One scene we saw takes place in a little boy's bedroom, a wild imagination brings dancing monsters. A wildly entertaining, highly energetic play that's bringing to life the words on the pages of the book, Where the Wild Things Are, by Maurice Sendak. It’s required reading for many elementary students.
Logan Young, Children's Theater: “We feel that children will learn the story a little bit better if it is shown to them instead of told to them. And here we take it a little bit further by putting it on stage and making it live action and a bit more fun."
This production is all about inspiring kids to want to read. It's another way to show them what books can be like if they let their imaginations get carried away.
Madelyn Richardson, Actress: “Now that they’ve seen the show they’re going to want to read the book, so that they can say, ‘look I saw that part and that part.’”
Logan Young: “The kids just love seeing some of their favorite characters brought to life.”
The plays also have many young actors, students themselves.
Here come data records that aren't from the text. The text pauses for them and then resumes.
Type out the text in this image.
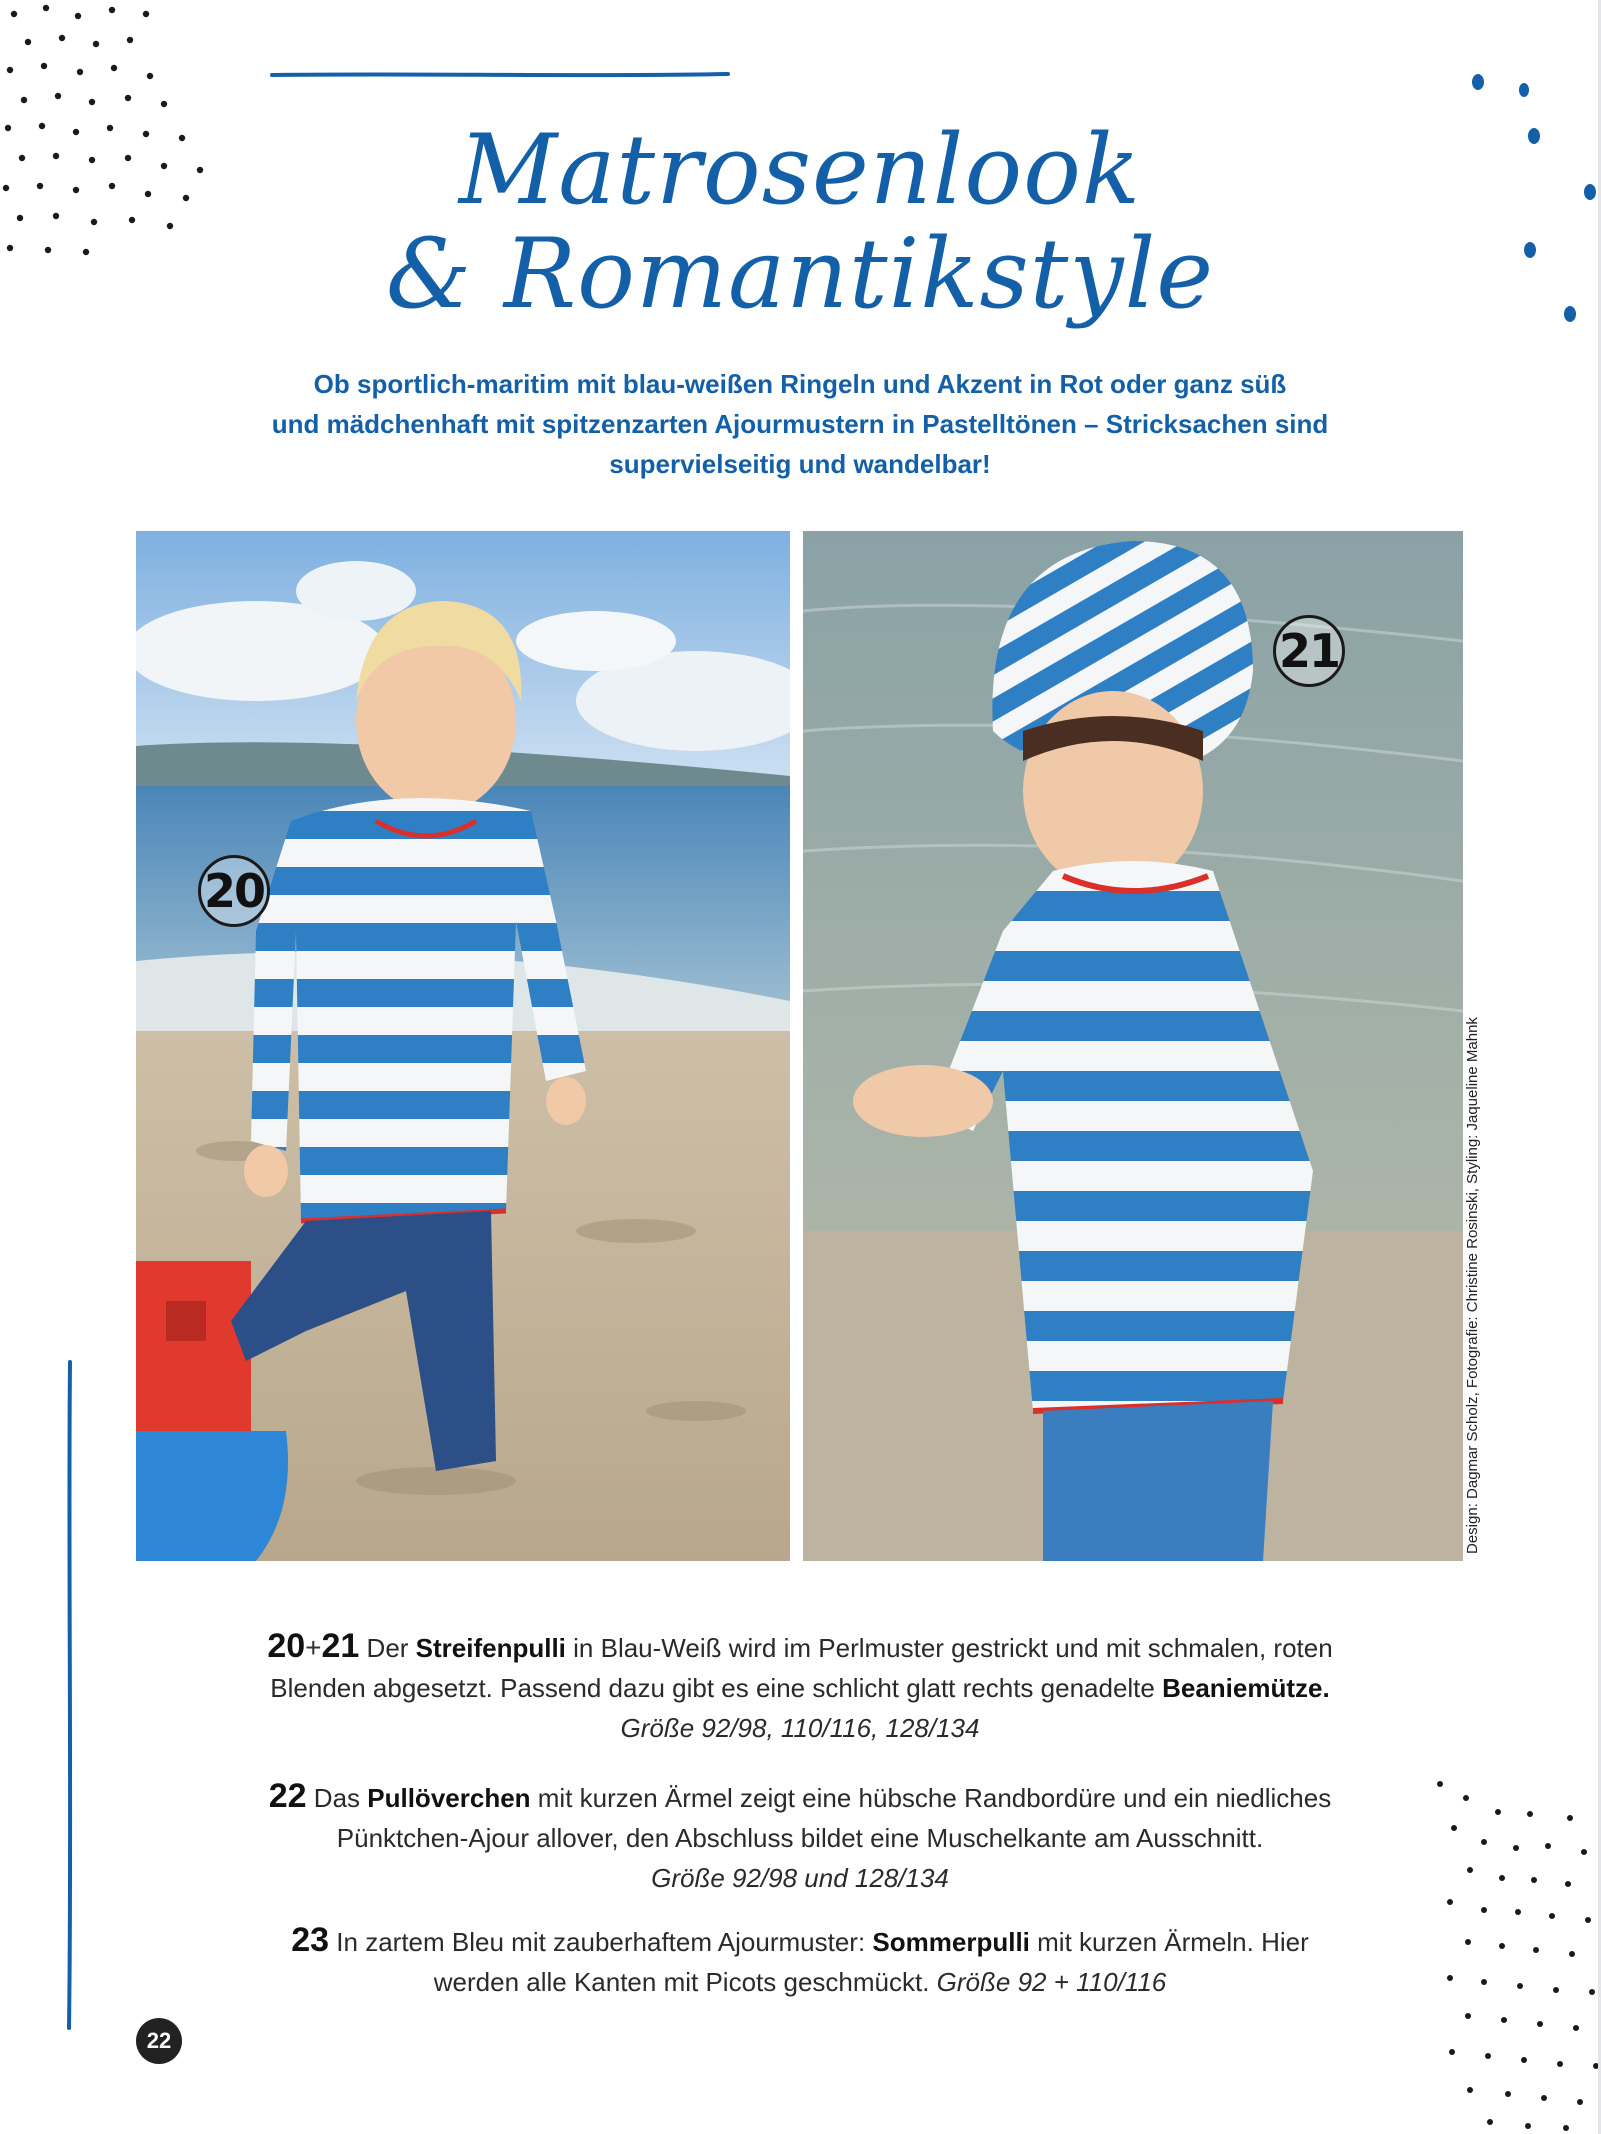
Matrosenlook
& Romantikstyle
Ob sportlich-maritim mit blau-weißen Ringeln und Akzent in Rot oder ganz süß
und mädchenhaft mit spitzenzarten Ajourmustern in Pastelltönen – Stricksachen sind
supervielseitig und wandelbar!
20
21
Design: Dagmar Scholz, Fotografie: Christine Rosinski, Styling: Jaqueline Mahnk
20+21 Der Streifenpulli in Blau-Weiß wird im Perlmuster gestrickt und mit schmalen, roten
Blenden abgesetzt. Passend dazu gibt es eine schlicht glatt rechts genadelte Beaniemütze.
Größe 92/98, 110/116, 128/134
22 Das Pullöverchen mit kurzen Ärmel zeigt eine hübsche Randbordüre und ein niedliches
Pünktchen-Ajour allover, den Abschluss bildet eine Muschelkante am Ausschnitt.
Größe 92/98 und 128/134
23 In zartem Bleu mit zauberhaftem Ajourmuster: Sommerpulli mit kurzen Ärmeln. Hier
werden alle Kanten mit Picots geschmückt. Größe 92 + 110/116
22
They also get excited about reading the books and learning more about the characters they bring to life.
Caleb Ceran, 10-year Old Actor: “It’s a lot of work. It takes a long time, but it’s so much fun.”
Logan Young: “I think it does influence them to pick up a reading a little bit more. They can see that the book is a little more. They can see that the book is not quite what they expected or it’s better than they ever thought it could be.”
How does the Children's Theater decides which books to turn into performances? They ask elementary schools which books are required reading and they also choose books that they loved to read as children.